I held his glare. “Then paint me a different picture, Cade. Because from where I’m standing, there’s the world according to Cade, and then there’s the truth.” My fingers found my bedspread, and I bunched the fabric between my fists in an effort to center myself as the emotions threatened to spill over. “You hated me for years for a lie that I was forced to tell. Forced to perpetuate because I was just a kid who didn’t know any better. But you couldn’t even be honest with me about who my brother is.” I blinked up at him, my gaze tracing over the scar that marred his beautiful face and the shadow of a dark beard caressing his jaw. Scanning lower to the swirl of tattoos, with their mocking skulls and dancing shadows that peeked out beneath his thermal shirt. Continuing down to his balled-up fists, with fresh cuts and bruises across his knuckles. My eyes met his again. “You can’t even be honest about who you really are.”
I could almost hear his teeth grinding as his jaw flexed again.
“I told you, my relationship with Kage is complicated.”
“Then uncomplicate it.”
“Juniper—,” There was a warning edge to his voice, but I was past the point of heeding any warning signs.

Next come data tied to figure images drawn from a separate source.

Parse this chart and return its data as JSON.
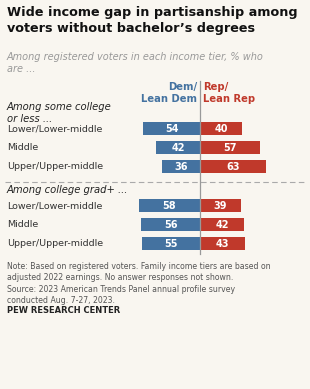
{
  "title": "Wide income gap in partisanship among\nvoters without bachelor’s degrees",
  "subtitle": "Among registered voters in each income tier, % who\nare ...",
  "section1_label": "Among some college\nor less ...",
  "section2_label": "Among college grad+ ...",
  "col_header_dem": "Dem/\nLean Dem",
  "col_header_rep": "Rep/\nLean Rep",
  "section1_rows": [
    {
      "label": "Lower/Lower-middle",
      "dem": 54,
      "rep": 40
    },
    {
      "label": "Middle",
      "dem": 42,
      "rep": 57
    },
    {
      "label": "Upper/Upper-middle",
      "dem": 36,
      "rep": 63
    }
  ],
  "section2_rows": [
    {
      "label": "Lower/Lower-middle",
      "dem": 58,
      "rep": 39
    },
    {
      "label": "Middle",
      "dem": 56,
      "rep": 42
    },
    {
      "label": "Upper/Upper-middle",
      "dem": 55,
      "rep": 43
    }
  ],
  "dem_color": "#4472a0",
  "rep_color": "#c0392b",
  "note_text": "Note: Based on registered voters. Family income tiers are based on\nadjusted 2022 earnings. No answer responses not shown.\nSource: 2023 American Trends Panel annual profile survey\nconducted Aug. 7-27, 2023.",
  "source_label": "PEW RESEARCH CENTER",
  "title_color": "#111111",
  "subtitle_color": "#999999",
  "background_color": "#f9f6f0"
}
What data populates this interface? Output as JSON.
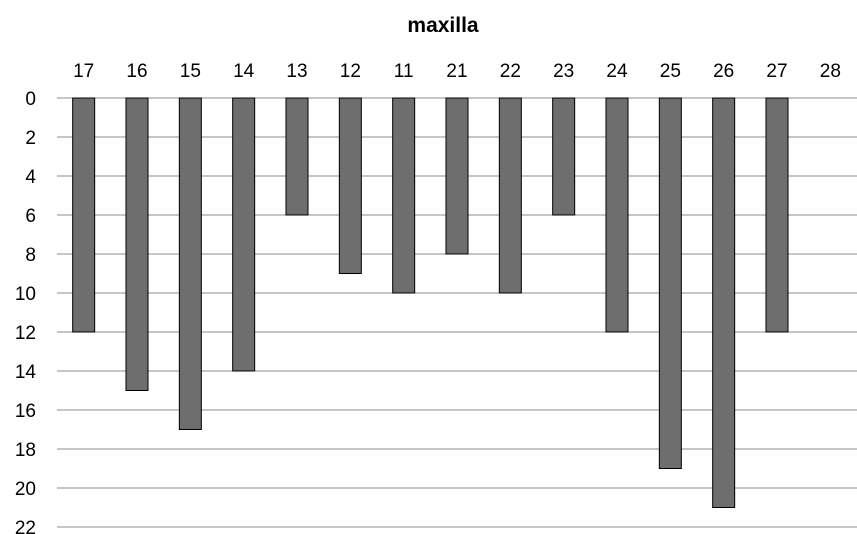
{
  "chart_data": {
    "type": "bar",
    "orientation": "vertical-inverted",
    "title": "maxilla",
    "xlabel": "",
    "ylabel": "",
    "categories": [
      "17",
      "16",
      "15",
      "14",
      "13",
      "12",
      "11",
      "21",
      "22",
      "23",
      "24",
      "25",
      "26",
      "27",
      "28"
    ],
    "values": [
      12,
      15,
      17,
      14,
      6,
      9,
      10,
      8,
      10,
      6,
      12,
      19,
      21,
      12,
      0
    ],
    "ylim": [
      0,
      22
    ],
    "yticks": [
      0,
      2,
      4,
      6,
      8,
      10,
      12,
      14,
      16,
      18,
      20,
      22
    ],
    "y_axis_inverted": true,
    "x_axis_position": "top",
    "grid": true,
    "legend": "none",
    "bar_color": "#6e6e6e"
  }
}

“I think we’re done here, Cade.” I set my water glass back on my bedside table. “Thank you for taking me to meet my brother. And thank you for helping me with Dean.” The words were coming, but they felt like razor blades on my tongue. “But I don’t think that we should continue…” I waved my hand at the space between us. “...this, whatever this is, anymore.” I couldn’t do it. I couldn’t continue with a relationship built on lies and half-truths, no matter what excuse or validation there was for them.

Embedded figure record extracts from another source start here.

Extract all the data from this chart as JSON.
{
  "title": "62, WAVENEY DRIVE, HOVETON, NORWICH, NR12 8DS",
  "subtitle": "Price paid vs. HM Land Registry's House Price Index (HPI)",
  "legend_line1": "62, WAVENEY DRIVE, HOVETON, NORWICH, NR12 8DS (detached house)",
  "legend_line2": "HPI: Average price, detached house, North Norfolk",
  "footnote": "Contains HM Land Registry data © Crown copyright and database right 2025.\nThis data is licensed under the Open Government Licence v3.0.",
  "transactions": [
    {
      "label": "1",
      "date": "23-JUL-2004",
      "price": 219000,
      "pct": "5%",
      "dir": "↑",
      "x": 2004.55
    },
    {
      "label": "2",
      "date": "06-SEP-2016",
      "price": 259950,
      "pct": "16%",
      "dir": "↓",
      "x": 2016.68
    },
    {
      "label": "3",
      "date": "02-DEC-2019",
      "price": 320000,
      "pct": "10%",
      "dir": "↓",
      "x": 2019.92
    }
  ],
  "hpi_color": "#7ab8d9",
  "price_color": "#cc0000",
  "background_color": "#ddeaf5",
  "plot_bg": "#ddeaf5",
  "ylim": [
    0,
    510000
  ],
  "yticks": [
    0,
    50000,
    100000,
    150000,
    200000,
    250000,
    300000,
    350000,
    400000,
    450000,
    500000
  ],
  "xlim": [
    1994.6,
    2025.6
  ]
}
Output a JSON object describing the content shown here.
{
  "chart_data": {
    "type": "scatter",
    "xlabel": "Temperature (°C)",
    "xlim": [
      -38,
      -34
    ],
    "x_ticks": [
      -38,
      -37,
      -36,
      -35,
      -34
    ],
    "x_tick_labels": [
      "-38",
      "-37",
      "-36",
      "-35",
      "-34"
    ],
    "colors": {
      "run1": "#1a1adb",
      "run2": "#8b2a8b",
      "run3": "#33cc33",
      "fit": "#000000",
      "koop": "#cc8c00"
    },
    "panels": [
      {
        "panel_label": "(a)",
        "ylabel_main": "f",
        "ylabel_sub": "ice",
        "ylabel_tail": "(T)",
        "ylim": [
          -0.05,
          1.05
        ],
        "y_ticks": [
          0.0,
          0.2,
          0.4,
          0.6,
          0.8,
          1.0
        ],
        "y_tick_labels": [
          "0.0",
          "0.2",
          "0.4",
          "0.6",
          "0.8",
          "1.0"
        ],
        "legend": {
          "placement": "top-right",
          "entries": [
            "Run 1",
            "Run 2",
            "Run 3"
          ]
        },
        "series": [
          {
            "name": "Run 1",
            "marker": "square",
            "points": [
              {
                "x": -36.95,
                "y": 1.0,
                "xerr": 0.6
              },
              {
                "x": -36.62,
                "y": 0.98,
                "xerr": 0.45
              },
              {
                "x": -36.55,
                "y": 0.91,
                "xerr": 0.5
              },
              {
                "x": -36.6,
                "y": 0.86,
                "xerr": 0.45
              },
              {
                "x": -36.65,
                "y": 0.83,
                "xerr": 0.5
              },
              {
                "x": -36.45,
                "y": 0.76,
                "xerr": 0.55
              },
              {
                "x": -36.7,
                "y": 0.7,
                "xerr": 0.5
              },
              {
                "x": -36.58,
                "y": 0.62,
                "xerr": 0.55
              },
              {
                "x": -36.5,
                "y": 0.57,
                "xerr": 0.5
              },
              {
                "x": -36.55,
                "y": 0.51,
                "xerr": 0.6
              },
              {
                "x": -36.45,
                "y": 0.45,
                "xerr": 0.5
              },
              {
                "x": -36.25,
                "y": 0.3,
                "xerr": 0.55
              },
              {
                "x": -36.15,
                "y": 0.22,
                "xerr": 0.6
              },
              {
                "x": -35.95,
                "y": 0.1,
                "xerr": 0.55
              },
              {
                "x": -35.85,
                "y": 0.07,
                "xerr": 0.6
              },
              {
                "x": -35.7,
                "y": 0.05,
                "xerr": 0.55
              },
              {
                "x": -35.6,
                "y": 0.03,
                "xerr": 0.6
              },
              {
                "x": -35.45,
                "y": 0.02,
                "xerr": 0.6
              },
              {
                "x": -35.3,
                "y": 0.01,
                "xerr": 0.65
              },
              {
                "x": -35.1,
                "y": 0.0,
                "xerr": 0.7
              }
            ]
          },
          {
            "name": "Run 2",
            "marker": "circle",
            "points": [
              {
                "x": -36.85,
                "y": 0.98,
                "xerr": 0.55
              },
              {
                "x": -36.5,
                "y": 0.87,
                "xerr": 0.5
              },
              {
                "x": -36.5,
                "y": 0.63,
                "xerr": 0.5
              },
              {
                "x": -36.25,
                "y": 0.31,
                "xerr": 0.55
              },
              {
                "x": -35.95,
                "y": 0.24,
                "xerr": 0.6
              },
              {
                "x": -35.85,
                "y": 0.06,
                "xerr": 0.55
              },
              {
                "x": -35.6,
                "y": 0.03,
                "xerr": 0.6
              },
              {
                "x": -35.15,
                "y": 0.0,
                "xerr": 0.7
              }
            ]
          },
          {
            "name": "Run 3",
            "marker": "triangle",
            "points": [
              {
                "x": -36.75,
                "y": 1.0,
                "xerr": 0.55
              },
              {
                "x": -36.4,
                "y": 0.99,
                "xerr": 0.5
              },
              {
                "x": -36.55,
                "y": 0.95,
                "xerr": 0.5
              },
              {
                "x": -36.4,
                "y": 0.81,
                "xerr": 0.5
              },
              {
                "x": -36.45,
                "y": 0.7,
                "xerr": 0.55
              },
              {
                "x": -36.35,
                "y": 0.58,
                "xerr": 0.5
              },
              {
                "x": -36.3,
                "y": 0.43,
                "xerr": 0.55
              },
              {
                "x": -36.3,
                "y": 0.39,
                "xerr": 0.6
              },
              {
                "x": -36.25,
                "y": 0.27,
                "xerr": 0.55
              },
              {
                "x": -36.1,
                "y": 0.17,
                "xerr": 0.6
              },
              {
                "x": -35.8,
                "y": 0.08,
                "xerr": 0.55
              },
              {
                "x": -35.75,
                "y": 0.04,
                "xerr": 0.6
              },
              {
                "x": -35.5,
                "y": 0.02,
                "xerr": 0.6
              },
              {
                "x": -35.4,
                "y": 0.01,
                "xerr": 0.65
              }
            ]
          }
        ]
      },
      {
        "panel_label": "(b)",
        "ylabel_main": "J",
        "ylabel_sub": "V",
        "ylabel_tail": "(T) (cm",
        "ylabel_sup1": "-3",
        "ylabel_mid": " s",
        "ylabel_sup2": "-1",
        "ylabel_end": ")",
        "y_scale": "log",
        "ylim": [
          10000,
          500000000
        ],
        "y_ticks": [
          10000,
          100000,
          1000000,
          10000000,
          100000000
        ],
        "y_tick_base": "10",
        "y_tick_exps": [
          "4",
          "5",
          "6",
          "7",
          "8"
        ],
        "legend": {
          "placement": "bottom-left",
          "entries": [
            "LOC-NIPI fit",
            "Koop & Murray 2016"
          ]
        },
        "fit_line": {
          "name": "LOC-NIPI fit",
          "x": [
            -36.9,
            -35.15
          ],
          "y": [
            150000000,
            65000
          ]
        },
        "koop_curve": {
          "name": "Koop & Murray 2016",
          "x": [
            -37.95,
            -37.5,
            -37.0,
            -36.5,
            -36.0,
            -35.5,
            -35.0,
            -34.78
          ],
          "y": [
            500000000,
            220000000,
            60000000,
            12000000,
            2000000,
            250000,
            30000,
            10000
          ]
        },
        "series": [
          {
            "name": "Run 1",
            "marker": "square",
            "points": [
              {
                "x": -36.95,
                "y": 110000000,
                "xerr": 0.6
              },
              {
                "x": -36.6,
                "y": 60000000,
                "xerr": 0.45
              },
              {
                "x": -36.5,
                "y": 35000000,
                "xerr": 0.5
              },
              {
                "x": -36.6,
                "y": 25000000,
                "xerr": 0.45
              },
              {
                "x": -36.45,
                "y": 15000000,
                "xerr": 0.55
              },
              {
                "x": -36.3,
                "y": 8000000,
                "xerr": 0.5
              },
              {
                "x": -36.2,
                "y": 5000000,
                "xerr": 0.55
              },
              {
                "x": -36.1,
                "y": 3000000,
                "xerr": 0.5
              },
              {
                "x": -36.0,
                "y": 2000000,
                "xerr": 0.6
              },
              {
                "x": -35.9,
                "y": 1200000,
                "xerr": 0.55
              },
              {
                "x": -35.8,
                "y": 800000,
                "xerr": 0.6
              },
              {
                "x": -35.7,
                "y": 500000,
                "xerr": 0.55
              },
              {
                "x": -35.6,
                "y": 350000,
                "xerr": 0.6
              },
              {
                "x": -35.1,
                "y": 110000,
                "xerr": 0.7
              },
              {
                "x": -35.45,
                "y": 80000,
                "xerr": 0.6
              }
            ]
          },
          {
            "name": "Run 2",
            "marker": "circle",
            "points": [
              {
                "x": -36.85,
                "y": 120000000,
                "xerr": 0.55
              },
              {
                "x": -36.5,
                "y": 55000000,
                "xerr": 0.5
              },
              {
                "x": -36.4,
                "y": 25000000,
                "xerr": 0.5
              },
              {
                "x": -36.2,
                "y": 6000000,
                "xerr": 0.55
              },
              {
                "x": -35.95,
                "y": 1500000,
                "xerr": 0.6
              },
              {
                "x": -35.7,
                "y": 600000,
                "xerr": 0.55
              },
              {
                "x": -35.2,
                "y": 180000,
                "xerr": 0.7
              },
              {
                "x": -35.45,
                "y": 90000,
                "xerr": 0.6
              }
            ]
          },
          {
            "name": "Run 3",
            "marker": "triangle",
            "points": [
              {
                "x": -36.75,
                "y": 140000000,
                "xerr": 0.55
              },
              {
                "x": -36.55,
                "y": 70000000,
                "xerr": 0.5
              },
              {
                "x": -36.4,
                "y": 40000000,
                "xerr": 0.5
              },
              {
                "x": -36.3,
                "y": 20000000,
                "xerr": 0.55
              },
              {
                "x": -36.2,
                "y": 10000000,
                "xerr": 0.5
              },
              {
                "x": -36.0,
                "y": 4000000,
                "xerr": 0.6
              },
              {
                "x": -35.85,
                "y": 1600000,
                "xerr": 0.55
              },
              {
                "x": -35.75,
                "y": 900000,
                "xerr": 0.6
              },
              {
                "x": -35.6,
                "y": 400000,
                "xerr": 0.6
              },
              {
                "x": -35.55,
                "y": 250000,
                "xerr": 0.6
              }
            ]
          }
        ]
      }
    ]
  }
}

He grabbed my hand, his grip vice-like and in the next instant, I was on my feet and pulled to his chest. “You don’t get to do that, Juniper.' His face was inches from mine, our noses nearly touching as he growled the words making things twist and tighten low in my belly. “You don’t get to waltz back into my life, flip my world upside down, then tell me how to paint you a fucking picture.”
“Paint it, color it, use a fucking pencil for all I care.” I held his stare. “But tell me the truth about something, Cade. How’d you really get those cuts and bruises on your knuckles?” He didn’t want to talk about Kage? Fine. I wasn’t entirely sure I wanted to discuss him yet, either. Whatever their history was, I’d find out in good time, but I’d had enough history lessons for one day.
His eyes went hard and he dropped my hand, stepping away from me as if it suddenly hurt to be standing so close. “I told you. You don’t get to tell me how to paint a fucking picture, Juniper Wild.”
Something shifted in the air, as if an invisible wall had been slammed down between us. Or maybe we’d just finally run into it and it had been there all along, waiting for this moment.
“Then I guess everything about me isn’t your business after all, is it Cade Black?”
Silence hung in the air like a guillotine for half a heartbeat and then, without a word, he turned on his heel and walked out, shutting the door firmly behind him.
For the second time in my life, Cade Black once again broke my heart.